Le 8 mars 2024, le Crédit Industriel et Commercial (le CIC, ou la banque) a déclaré à la procédure collective une créance en partie privilégiée.
Le 22 novembre 2024, le juge-commissaire a admis cette créance pour la somme 119 793,82 euros, mais à titre chirographaire en totalité.
Le 12 décembre 2024, le CIC a interjeté appel de cette ordonnance.
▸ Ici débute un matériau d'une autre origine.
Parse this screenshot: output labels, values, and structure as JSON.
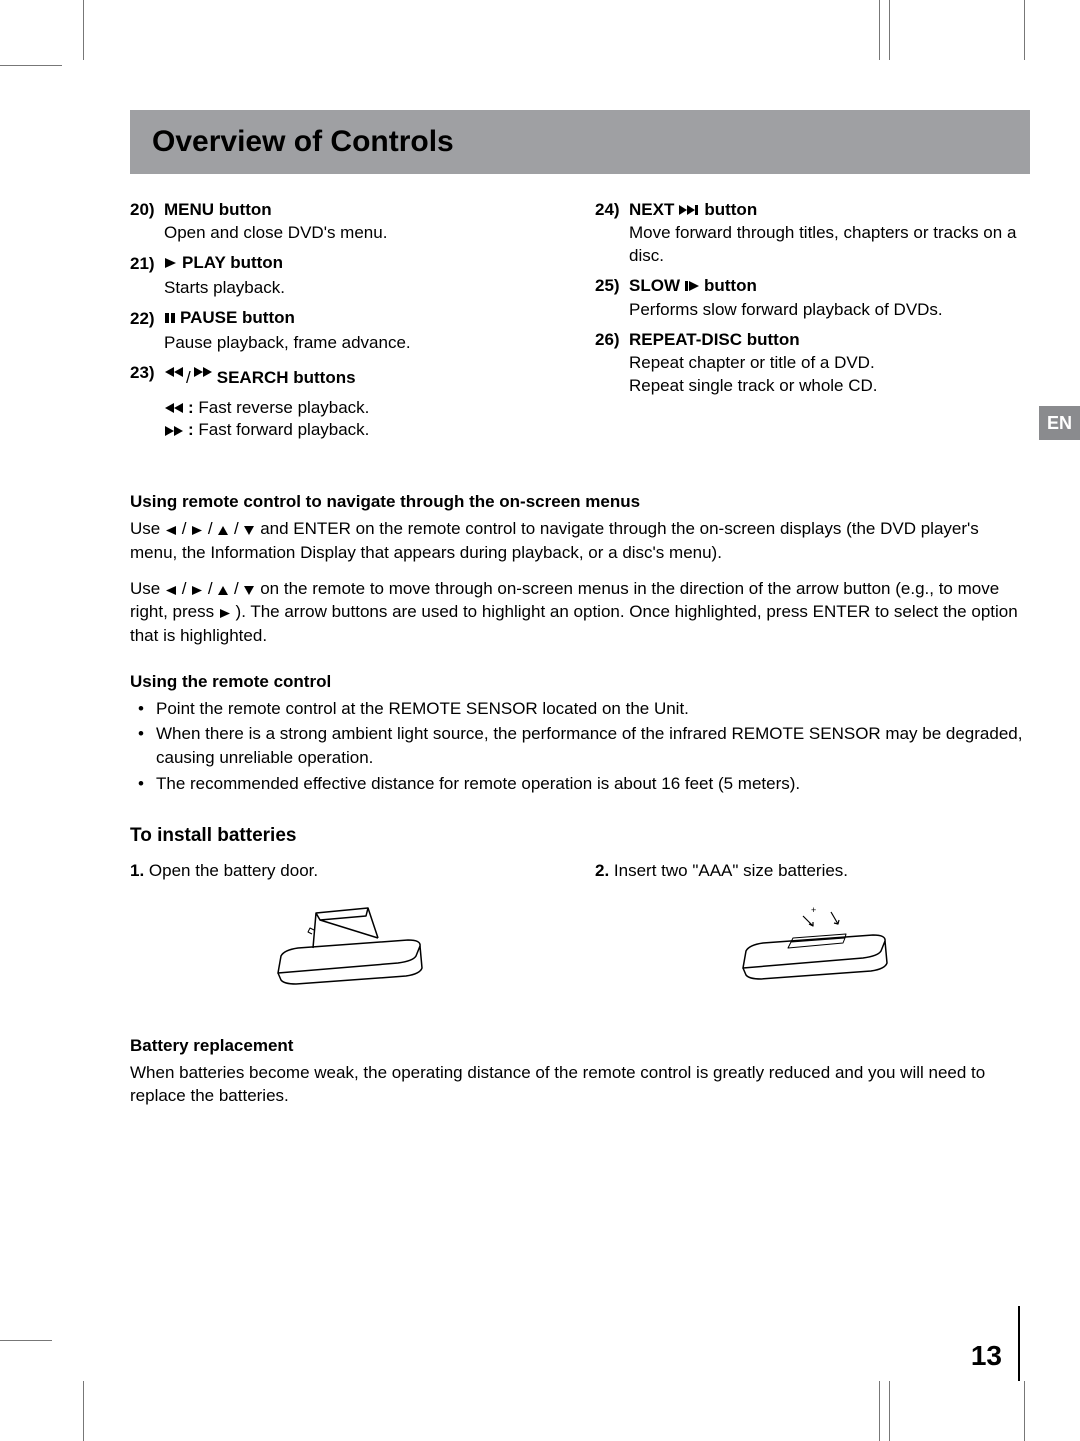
{
  "title": "Overview of Controls",
  "langBadge": "EN",
  "pageNumber": "13",
  "leftControls": [
    {
      "num": "20)",
      "iconBefore": null,
      "iconAfter": null,
      "label": "MENU button",
      "desc": [
        "Open and close DVD's menu."
      ]
    },
    {
      "num": "21)",
      "iconBefore": "play",
      "iconAfter": null,
      "label": "PLAY button",
      "desc": [
        "Starts playback."
      ]
    },
    {
      "num": "22)",
      "iconBefore": "pause",
      "iconAfter": null,
      "label": "PAUSE button",
      "desc": [
        "Pause playback, frame advance."
      ]
    },
    {
      "num": "23)",
      "iconBefore": "rewind-fwd",
      "iconAfter": null,
      "label": "SEARCH buttons",
      "desc": []
    }
  ],
  "searchLines": [
    {
      "icon": "rewind",
      "text": ": Fast reverse playback."
    },
    {
      "icon": "fastfwd",
      "text": ": Fast forward playback."
    }
  ],
  "rightControls": [
    {
      "num": "24)",
      "iconBefore": null,
      "iconAfter": "next",
      "label1": "NEXT",
      "label2": "button",
      "desc": [
        "Move forward through titles, chapters or tracks on a disc."
      ]
    },
    {
      "num": "25)",
      "iconBefore": null,
      "iconAfter": "slow",
      "label1": "SLOW",
      "label2": "button",
      "desc": [
        "Performs slow forward playback of DVDs."
      ]
    },
    {
      "num": "26)",
      "iconBefore": null,
      "iconAfter": null,
      "label1": "REPEAT-DISC button",
      "label2": "",
      "desc": [
        "Repeat chapter or title of a DVD.",
        "Repeat single track or whole CD."
      ]
    }
  ],
  "navSection": {
    "title": "Using remote control to navigate through the on-screen menus",
    "p1_parts": [
      "Use ",
      " / ",
      " / ",
      "  / ",
      " and ENTER on the remote control to navigate through the on-screen displays (the DVD player's menu, the Information Display that appears during playback, or a disc's menu)."
    ],
    "p2_parts": [
      "Use ",
      " / ",
      " / ",
      "  / ",
      "  on the remote to move through on-screen menus in the direction of the arrow button (e.g., to move right, press ",
      " ). The arrow buttons are used to highlight an option. Once highlighted, press ENTER to select the option that is highlighted."
    ]
  },
  "remoteSection": {
    "title": "Using the remote control",
    "bullets": [
      "Point the remote control at the REMOTE SENSOR located on the Unit.",
      "When there is a strong ambient light source, the performance of the infrared REMOTE SENSOR may be degraded, causing unreliable operation.",
      "The recommended effective distance for remote operation is about 16 feet (5 meters)."
    ]
  },
  "install": {
    "title": "To install batteries",
    "step1": {
      "num": "1.",
      "text": "Open the battery door."
    },
    "step2": {
      "num": "2.",
      "text": "Insert two \"AAA\" size batteries."
    }
  },
  "battery": {
    "title": "Battery replacement",
    "text": "When batteries become weak, the operating distance of the remote control is greatly reduced and you will need to replace the batteries."
  },
  "style": {
    "titleBg": "#9fa0a3",
    "badgeBg": "#8a8b8e",
    "textColor": "#000000"
  }
}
Par dernières conclusions du 31 janvier 2025, il demande à la cour de :
A titre principal,
— annuler l’ordonnance du 22 novembre 2024 pour défaut de convocation régulière à son égard ;
A titre subsidiaire, et sur le fond,
— infirmer l’ordonnance du 22 novembre 2024 en ce qu’elle a prononcé en premier ressort l’admission de la créance à titre chirographaire pour la somme de 119 793,82 euros ;
Par conséquent, et statuant à nouveau,
— admettre au passif de la procédure de liquidation judiciaire de la société Le Vrac Qui-May sa créance au titre du prêt n°30066 10905 00020471001 :
à titre privilégié à hauteur de 50 000 euros, outre intérêts ;
à titre chirographaire, pour le solde déclaré, soit la somme de 69 793,82 euros ;
— condamner la procédure collective de la société Le Vrac Qui-May à lui payer la somme de 3 000 euros en application de l’article 700 du code de procédure civile et aux entiers dépens.
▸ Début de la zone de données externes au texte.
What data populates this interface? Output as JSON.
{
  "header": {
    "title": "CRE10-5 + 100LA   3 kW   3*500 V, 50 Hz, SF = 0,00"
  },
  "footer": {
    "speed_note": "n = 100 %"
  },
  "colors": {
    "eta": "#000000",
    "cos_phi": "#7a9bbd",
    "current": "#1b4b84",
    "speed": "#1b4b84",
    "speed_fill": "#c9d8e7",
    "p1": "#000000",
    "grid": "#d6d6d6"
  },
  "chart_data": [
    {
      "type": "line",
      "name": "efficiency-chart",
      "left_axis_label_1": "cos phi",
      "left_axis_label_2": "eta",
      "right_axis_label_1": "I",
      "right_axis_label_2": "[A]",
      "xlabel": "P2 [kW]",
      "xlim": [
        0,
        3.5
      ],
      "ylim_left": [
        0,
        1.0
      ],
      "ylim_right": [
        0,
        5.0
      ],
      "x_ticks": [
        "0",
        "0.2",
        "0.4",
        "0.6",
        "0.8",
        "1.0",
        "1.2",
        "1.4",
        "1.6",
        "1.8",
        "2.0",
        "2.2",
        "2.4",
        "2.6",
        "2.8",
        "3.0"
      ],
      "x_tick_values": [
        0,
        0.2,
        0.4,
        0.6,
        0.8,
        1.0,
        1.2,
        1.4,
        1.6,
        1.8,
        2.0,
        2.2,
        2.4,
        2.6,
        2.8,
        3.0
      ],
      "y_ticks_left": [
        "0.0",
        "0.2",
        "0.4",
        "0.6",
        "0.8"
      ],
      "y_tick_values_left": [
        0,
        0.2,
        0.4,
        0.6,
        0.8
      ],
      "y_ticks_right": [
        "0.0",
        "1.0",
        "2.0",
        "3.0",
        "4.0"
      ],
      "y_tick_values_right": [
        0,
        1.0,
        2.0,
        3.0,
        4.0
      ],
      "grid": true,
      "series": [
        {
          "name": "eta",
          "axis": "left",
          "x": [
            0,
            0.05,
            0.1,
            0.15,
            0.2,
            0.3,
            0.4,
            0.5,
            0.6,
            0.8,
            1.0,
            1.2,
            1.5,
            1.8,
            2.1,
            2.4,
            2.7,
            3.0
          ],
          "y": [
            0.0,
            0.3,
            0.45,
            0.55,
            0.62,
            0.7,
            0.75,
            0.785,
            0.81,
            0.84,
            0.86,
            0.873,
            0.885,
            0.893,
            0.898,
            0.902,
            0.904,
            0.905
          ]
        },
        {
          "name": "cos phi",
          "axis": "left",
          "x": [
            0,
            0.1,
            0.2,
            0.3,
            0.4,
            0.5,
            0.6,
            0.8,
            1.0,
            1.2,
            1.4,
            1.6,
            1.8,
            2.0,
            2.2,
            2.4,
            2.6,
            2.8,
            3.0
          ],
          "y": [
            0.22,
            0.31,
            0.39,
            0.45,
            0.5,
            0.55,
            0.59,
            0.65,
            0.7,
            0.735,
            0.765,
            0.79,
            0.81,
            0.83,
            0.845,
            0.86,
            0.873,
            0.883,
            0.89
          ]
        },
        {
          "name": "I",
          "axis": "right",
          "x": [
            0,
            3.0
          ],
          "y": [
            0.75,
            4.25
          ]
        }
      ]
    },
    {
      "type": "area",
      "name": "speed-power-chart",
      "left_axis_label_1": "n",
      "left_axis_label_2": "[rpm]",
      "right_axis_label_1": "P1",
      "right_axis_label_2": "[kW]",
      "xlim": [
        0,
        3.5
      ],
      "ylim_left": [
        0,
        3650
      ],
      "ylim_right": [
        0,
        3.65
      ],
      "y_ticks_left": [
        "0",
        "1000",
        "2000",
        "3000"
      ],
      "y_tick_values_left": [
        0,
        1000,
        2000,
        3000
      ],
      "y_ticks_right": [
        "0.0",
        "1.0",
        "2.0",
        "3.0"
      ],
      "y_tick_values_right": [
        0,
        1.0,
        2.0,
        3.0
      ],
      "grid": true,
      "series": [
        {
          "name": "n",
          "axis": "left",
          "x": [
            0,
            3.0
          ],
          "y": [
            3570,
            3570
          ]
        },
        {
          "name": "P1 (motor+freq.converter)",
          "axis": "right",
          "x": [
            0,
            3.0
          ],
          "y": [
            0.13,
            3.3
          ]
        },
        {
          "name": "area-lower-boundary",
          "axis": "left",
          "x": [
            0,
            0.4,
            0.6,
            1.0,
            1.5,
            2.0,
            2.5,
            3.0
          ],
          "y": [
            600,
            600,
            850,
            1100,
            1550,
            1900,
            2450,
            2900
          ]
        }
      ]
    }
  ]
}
Par dernières conclusions du 4 mars 2025, la société [Y]-[K] demande à la cour de :
— débouter le Crédit Industriel et Commercial de son appel et de l’ensemble de ses demandes, fins et prétentions, son appel étant mal fondé ;
— confirmer en toutes ses dispositions l’ordonnance dont appel ;
— condamner le Crédit Industriel et Commercial à lui payer la somme de 3 000 euros au titre de l’article 700 du code de procédure civil, et aux entiers dépens.
La clôture de l’instruction a été prononcée le 10 mars 2025.
Pour plus ample exposé des moyens et prétentions des parties, il est renvoyé aux conclusions susvisées.
MOTIFS
Sur la demande d’annulation de l’ordonnance entreprise
Le CIC fait valoir que si le greffe du tribunal de commerce l’a convoqué par lettre recommandée avec accusé de réception devant le juge-commissaire, il n’existe pas de preuve que cette lettre lui a été remise.
Le liquidateur ne conclut pas sur ce point.
Réponse de la cour
Selon l’article R. 624-4 du code de commerce, en présence d’une contestation sérieuse, le greffier convoque le créancier devant le juge-commissaire par lettre recommandée avec accusé de réception.
Il résulte des pièces produites par l’appelante elle-même que celle-ci a dûment été convoquée à l’audience du juge-commissaire du 19 novembre 2024 par une lettre recommandée avec accusé de réception datée du 7 octobre 2024 remise à La Poste le jour même.
Selon l’extrait du site internet de La Poste produit, cette lettre a été remise en lot à son destinataire le 14 octobre 2024.
Le CIC ayant ainsi été régulièrement convoqué devant le juge-commissaire, l’ordonnance entreprise n’encourt pas l’annulation.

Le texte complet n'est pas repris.